Why Be an Instructor

This post originally appeared on the Software Carpentry website.

Our instructors are all volunteers—bootcamp hosts cover their travel and accommodation costs, but they're not paid for their time. So why do they do it?

  1. Make the world a better place. As I say in a lot of my talks, the two things we need to get through the next hundred years are more science and more courage. I don't know if we can do much about the latter, but we can sure help a lot with the former.
  2. Make their own lives better. Most of the time, we try to have astronomers teach astronomers, ecologists teach ecologists, and so on. These are people whose tools instructors might one day want to use themselves, so by making them more clueful, instructors are helping themselves.
  3. It's fun. How could it not be? You get to stand up and look smart in front of a bunch of smart people who actually want to be there, and you don't have to mark anything afterward.
  4. Build a reputation. Showing up to run a really useful workshop is a great way for people to introduce themselves to places they'd eventually like to work, and a great way to make contact with potential collaborators. This is probably the most important reason from Software Carpentry's point of view, since it's what makes our model sustainable.
  5. Get practice teaching.

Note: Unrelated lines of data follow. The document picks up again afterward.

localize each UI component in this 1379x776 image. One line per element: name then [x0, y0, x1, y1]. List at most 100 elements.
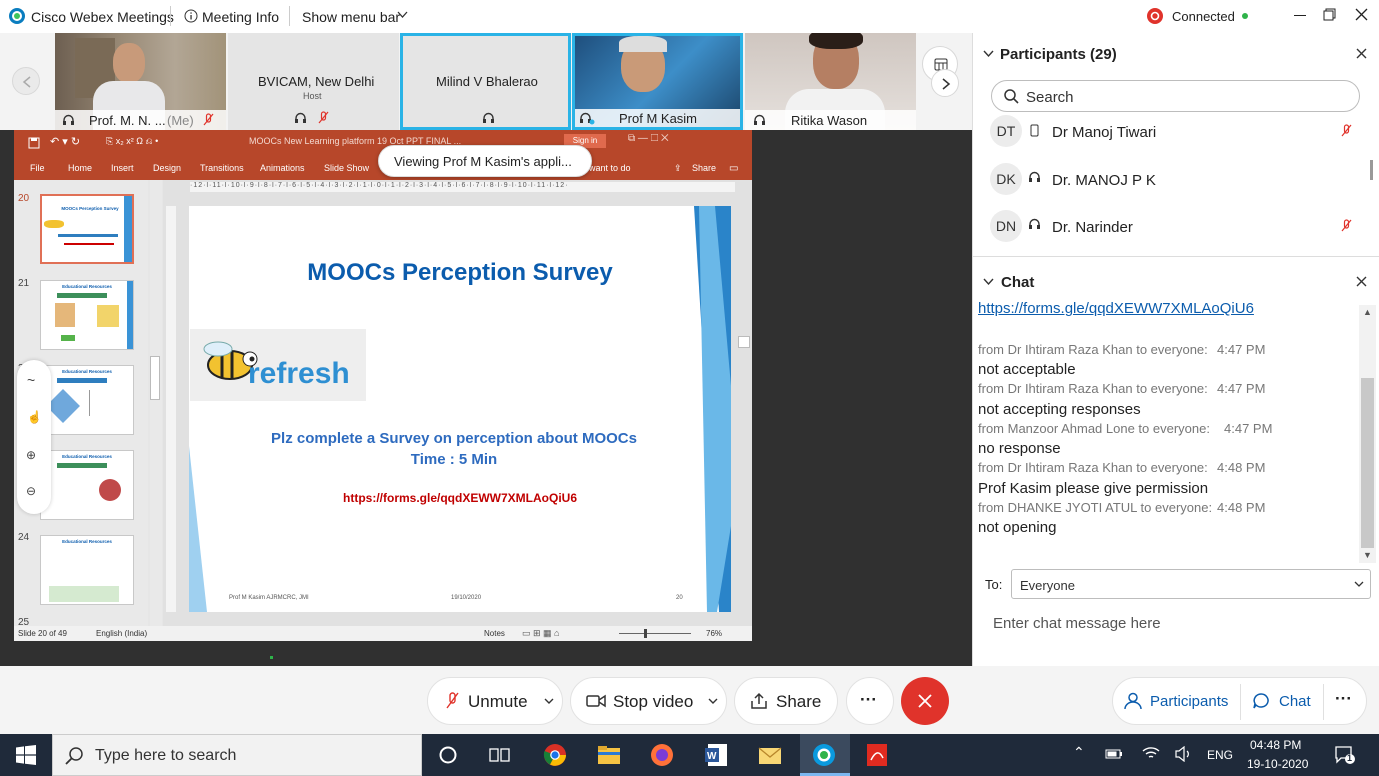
share-ppt-icon[interactable]: ⇪	[674, 163, 682, 174]
thumb-image	[55, 303, 75, 327]
thumb-slide-21[interactable]: Educational Resources	[40, 280, 134, 350]
thumb-slide-24[interactable]: Educational Resources	[40, 535, 134, 605]
task-view-icon[interactable]	[489, 745, 511, 765]
remote-control-icon[interactable]: ☝	[27, 410, 42, 424]
participants-panel-button[interactable]: Participants	[1120, 683, 1238, 719]
stop-video-button[interactable]: Stop video	[570, 677, 727, 725]
webex-taskbar-icon[interactable]	[812, 743, 836, 767]
participant-name[interactable]: Dr Manoj Tiwari	[1052, 124, 1156, 141]
canvas-scroll-thumb[interactable]	[738, 336, 750, 348]
participants-scrollbar[interactable]	[1370, 160, 1373, 180]
show-menu-bar-button[interactable]: Show menu bar	[302, 9, 400, 25]
chat-scroll-thumb[interactable]	[1361, 378, 1374, 548]
taskbar-search[interactable]: Type here to search	[52, 734, 422, 776]
horizontal-ruler: ·12·l·11·l·10·l·9·l·8·l·7·l·6·l·5·l·4·l·…	[190, 182, 735, 192]
clock-time[interactable]: 04:48 PM	[1250, 738, 1301, 752]
more-button[interactable]: ···	[846, 677, 894, 725]
clock-date[interactable]: 19-10-2020	[1247, 757, 1308, 771]
chat-panel-button[interactable]: Chat	[1246, 683, 1318, 719]
collapse-chat-icon[interactable]	[983, 278, 994, 286]
volume-icon[interactable]	[1175, 746, 1193, 762]
wifi-icon[interactable]	[1142, 745, 1160, 761]
thumb-logo	[44, 220, 64, 228]
scroll-thumb[interactable]	[150, 356, 160, 400]
thumb-title: MOOCs Perception Survey	[61, 206, 119, 211]
chevron-down-icon[interactable]	[708, 698, 718, 705]
chevron-left-icon	[22, 76, 31, 88]
close-chat-icon[interactable]	[1356, 276, 1367, 287]
menu-insert[interactable]: Insert	[111, 163, 134, 173]
chevron-down-icon[interactable]	[397, 11, 408, 19]
video-tile-milind[interactable]: Milind V Bhalerao	[400, 33, 571, 130]
video-tile-ritika[interactable]: Ritika Wason	[745, 33, 916, 130]
notes-button[interactable]: Notes	[484, 629, 505, 638]
close-participants-icon[interactable]	[1356, 48, 1367, 59]
menu-transitions[interactable]: Transitions	[200, 163, 244, 173]
close-window-button[interactable]	[1355, 8, 1368, 21]
comment-icon[interactable]: ▭	[729, 163, 738, 174]
menu-animations[interactable]: Animations	[260, 163, 305, 173]
tray-chevron-icon[interactable]: ⌃	[1073, 744, 1085, 761]
muted-mic-icon[interactable]	[1341, 219, 1352, 233]
muted-mic-icon[interactable]	[1341, 124, 1352, 138]
notification-icon[interactable]	[1334, 744, 1356, 766]
language-indicator[interactable]: ENG	[1207, 748, 1233, 762]
chat-scrollbar[interactable]: ▲ ▼	[1359, 305, 1376, 563]
chat-meta: from Dr Ihtiram Raza Khan to everyone:	[978, 460, 1208, 475]
video-tile-bvicam[interactable]: BVICAM, New Delhi Host	[228, 33, 399, 130]
chrome-icon[interactable]	[543, 743, 567, 767]
video-tile-self[interactable]: Prof. M. N. ... (Me)	[55, 33, 226, 130]
panel-more-button[interactable]: ···	[1335, 689, 1352, 709]
zoom-slider-handle[interactable]	[644, 629, 647, 638]
tell-me-box[interactable]: want to do	[589, 163, 631, 173]
language-indicator: English (India)	[96, 629, 148, 638]
cortana-icon[interactable]	[438, 745, 458, 765]
strip-prev-button[interactable]	[12, 67, 40, 95]
thumb-title: Educational Resources	[62, 539, 112, 544]
thumb-slide-20[interactable]: MOOCs Perception Survey	[40, 194, 134, 264]
mail-icon[interactable]	[757, 743, 783, 767]
info-icon[interactable]	[184, 9, 198, 23]
thumb-stripe	[127, 281, 133, 349]
chat-link[interactable]: https://forms.gle/qqdXEWW7XMLAoQiU6	[978, 300, 1254, 317]
video-tile-kasim[interactable]: Prof M Kasim	[572, 33, 743, 130]
unmute-button[interactable]: Unmute	[427, 677, 563, 725]
slide-title: MOOCs Perception Survey	[307, 259, 613, 286]
slide-link[interactable]: https://forms.gle/qqdXEWW7XMLAoQiU6	[189, 491, 731, 505]
file-explorer-icon[interactable]	[597, 745, 621, 765]
minimize-button[interactable]	[1294, 15, 1306, 16]
collapse-participants-icon[interactable]	[983, 50, 994, 58]
chat-input[interactable]: Enter chat message here	[993, 615, 1161, 632]
thumb-slide-23[interactable]: Educational Resources	[40, 450, 134, 520]
scroll-down-icon[interactable]: ▼	[1363, 550, 1372, 560]
participant-search[interactable]: Search	[991, 80, 1360, 112]
chat-recipient-select[interactable]: Everyone	[1011, 569, 1371, 599]
firefox-icon[interactable]	[650, 743, 674, 767]
leave-meeting-button[interactable]	[901, 677, 949, 725]
participant-name[interactable]: Dr. Narinder	[1052, 219, 1133, 236]
zoom-out-icon[interactable]: ⊖	[26, 484, 36, 498]
thumb-slide-22[interactable]: Educational Resources	[40, 365, 134, 435]
zoom-in-icon[interactable]: ⊕	[26, 448, 36, 462]
share-button[interactable]: Share	[734, 677, 838, 725]
participant-name[interactable]: Dr. MANOJ P K	[1052, 172, 1156, 189]
meeting-info-button[interactable]: Meeting Info	[202, 9, 279, 25]
pdf-icon[interactable]	[866, 743, 888, 767]
thumb-scrollbar[interactable]	[150, 180, 162, 626]
menu-home[interactable]: Home	[68, 163, 92, 173]
view-buttons[interactable]: ▭ ⊞ ▦ ⌂	[522, 628, 560, 639]
participant-name: BVICAM, New Delhi	[258, 74, 375, 89]
battery-icon[interactable]	[1105, 747, 1123, 761]
menu-design[interactable]: Design	[153, 163, 181, 173]
scroll-up-icon[interactable]: ▲	[1363, 307, 1372, 317]
strip-next-button[interactable]	[931, 69, 959, 97]
restore-button[interactable]	[1323, 8, 1336, 21]
zoom-slider[interactable]	[619, 633, 691, 634]
menu-file[interactable]: File	[30, 163, 45, 173]
menu-slideshow[interactable]: Slide Show	[324, 163, 369, 173]
windows-start-icon[interactable]	[16, 745, 36, 765]
word-icon[interactable]: W	[704, 743, 728, 767]
chevron-down-icon[interactable]	[544, 698, 554, 705]
annotate-icon[interactable]: ~	[27, 372, 35, 388]
ppt-share-button[interactable]: Share	[692, 163, 716, 173]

We're doing more every year to train instructors, and giving them chances to teach online as well—both of which are useful for people with academic careers in mind.
  6. Help get people of diverse backgrounds into the pipeline. Computer Science is 12-15% female, and that figure has been dropping since the 1980s. From what I've seen, there's a similar gender skew among computationally-oriented people in other sciences, which if left alone will be self-perpetuating. Some of our instructors are involved in part because they want to break that cycle and be a public example of a competent, confident woman programmer.
  7. Teaching forces you to learn new things, or learn old things in more detail than you already know. See for example "Graduate Students' Teaching Experiences Improve Their Methodological Research Skills"
  8. The more you know, the less you have to write yourself. Putting a grant application together? Have a site review coming up? We probably have slides for that... :-)

And why do people do online office hours? For some, the primary incentive is a little bit of guilt: we can't give everyone all the help they need during a two-day workshop, and online follow-up is a way to make up for that. For others, it's a chance to pick up and practice some skills that are increasingly in demand: everyone believes that a lot of teaching is going to move online in the coming years, and this is a way to figure out how to do it.